Bitcoin developer deems inscription a technical exploit
In a Dec. 6 article, William Casarin, founder of Nostr Damus and a Bitcoin Core and Lightning Network developer, asserts that inscribing data as Bitcoin script program data is a technical exploit, emphasizing that Bitcoin is not designed for data storage.
Showing solidarity with Bitcoin developer Luke Dashjr‘s perspective of inscriptions being a bug, Casarin underscores the broader implications of this issue, tying it to the overall health and decentralization of the Bitcoin network.
Data and preferential treatment
As part of the release titled “Why Inscriptions are an exploit,” Casarin calls out that the intriguing aspect lies in individuals assigning value to images on the Bitcoin blockchain, with non-ideological miners and those indifferent to Bitcoin’s health and decentralization readily paying fees for inclusion.

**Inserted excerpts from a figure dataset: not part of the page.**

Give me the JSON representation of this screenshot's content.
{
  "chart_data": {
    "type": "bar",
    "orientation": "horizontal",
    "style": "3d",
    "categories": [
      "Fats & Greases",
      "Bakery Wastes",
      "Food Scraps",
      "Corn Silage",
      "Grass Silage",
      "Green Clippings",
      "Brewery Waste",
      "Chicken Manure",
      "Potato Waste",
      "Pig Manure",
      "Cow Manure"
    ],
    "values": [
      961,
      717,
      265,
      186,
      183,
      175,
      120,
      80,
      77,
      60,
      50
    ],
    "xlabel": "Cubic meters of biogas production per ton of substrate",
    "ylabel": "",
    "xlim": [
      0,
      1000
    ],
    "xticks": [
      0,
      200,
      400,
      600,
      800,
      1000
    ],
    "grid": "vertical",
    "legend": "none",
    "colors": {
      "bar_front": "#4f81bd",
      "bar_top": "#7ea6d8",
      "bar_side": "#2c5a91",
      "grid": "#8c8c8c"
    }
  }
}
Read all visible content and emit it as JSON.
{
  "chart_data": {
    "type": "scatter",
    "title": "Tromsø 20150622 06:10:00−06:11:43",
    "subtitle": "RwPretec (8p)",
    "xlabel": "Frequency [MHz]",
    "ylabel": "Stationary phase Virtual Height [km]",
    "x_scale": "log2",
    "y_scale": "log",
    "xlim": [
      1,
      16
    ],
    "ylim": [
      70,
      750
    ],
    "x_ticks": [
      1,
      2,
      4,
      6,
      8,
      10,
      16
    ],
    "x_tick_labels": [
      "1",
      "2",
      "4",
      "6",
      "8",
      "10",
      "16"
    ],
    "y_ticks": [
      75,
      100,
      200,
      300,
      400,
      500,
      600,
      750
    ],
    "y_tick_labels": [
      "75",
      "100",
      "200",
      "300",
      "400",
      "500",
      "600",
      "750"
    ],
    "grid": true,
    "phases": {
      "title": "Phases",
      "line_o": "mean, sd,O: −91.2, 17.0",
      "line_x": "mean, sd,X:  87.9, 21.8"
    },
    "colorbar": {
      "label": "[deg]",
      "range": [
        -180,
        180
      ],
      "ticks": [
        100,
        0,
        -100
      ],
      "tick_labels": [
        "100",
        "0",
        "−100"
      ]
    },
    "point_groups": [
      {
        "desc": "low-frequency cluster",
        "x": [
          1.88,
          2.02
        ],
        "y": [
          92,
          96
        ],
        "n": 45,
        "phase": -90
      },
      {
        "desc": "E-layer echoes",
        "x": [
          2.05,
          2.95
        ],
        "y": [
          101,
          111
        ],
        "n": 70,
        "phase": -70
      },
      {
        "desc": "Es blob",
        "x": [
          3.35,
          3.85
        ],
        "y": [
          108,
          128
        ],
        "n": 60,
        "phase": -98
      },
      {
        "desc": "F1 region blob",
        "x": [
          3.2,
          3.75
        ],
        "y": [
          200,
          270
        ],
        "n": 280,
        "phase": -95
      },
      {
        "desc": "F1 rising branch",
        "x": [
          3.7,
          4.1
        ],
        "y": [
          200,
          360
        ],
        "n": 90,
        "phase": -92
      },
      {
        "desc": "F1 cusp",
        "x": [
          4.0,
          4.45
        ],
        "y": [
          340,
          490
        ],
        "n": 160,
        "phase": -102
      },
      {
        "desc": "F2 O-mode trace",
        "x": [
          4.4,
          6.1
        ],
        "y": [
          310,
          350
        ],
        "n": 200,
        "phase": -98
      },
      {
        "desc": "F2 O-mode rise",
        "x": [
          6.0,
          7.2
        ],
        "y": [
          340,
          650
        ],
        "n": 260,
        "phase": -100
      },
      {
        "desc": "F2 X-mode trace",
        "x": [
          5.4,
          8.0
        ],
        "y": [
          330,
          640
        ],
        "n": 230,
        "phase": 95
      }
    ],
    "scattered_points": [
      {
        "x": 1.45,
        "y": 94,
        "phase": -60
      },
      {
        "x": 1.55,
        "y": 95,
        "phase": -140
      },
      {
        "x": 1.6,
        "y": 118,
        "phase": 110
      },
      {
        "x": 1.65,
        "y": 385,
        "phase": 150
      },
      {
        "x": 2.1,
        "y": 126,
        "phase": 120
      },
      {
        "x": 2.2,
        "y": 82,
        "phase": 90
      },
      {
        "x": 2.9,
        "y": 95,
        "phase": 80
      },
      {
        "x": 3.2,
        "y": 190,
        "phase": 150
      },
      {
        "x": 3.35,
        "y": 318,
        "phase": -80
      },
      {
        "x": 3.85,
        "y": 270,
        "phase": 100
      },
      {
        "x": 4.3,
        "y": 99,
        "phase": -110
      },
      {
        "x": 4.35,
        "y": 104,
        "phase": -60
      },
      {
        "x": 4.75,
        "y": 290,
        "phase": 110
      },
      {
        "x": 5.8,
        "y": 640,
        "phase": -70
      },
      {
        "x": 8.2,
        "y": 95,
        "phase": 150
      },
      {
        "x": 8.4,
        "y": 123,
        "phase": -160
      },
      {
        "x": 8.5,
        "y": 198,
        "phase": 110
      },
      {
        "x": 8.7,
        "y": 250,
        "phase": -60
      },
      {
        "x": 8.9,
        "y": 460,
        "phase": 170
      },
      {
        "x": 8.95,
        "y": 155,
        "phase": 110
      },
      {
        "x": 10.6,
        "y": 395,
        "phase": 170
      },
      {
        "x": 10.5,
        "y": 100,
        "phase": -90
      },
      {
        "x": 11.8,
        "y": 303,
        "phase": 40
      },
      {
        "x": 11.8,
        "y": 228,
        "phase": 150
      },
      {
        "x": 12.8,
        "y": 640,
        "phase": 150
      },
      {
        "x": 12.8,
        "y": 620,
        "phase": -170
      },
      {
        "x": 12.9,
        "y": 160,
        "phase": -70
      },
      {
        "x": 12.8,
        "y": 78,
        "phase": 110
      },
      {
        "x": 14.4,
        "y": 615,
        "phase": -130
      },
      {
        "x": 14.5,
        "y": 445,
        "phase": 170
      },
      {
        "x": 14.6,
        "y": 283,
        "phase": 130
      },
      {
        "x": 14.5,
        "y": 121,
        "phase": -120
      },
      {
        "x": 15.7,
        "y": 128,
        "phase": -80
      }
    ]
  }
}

Through his analysis, he concludes that data shouldn’t receive preferential treatment; users must pay the total price, utilizing protocols like op_return and hashes for legitimate data storage in Bitcoin. Casarin also states that his stance is that the current scenario represents a significant data spam exploit, necessitating proactive solutions from Bitcoin developers. He commends ideological developers like Dashjr for prioritizing the network’s health and decentralization, in his statements calling inscriptions a bug that makes it possible for users to spam the blockchain.
His response garnered feedback from the community, with one user stating, “The write transaction is the right to free speech, who are you to classify something as spam or useless information?” and another user sharing, “I think you should probably start preparing to get over it.”
An earlier spike in inscriptions
Bitcoin inscriptions have made headlines throughout 2023, with rising interest in Ordinals.
Data from Dune blockchain on July 8 stated that crypto enthusiasts minted a record-breaking 350,000 Bitcoin Ordinals Inscriptions, marking the highest daily count since May 14, in what the Ethereum co-founder called out as the reason behind “renewed builder culture.”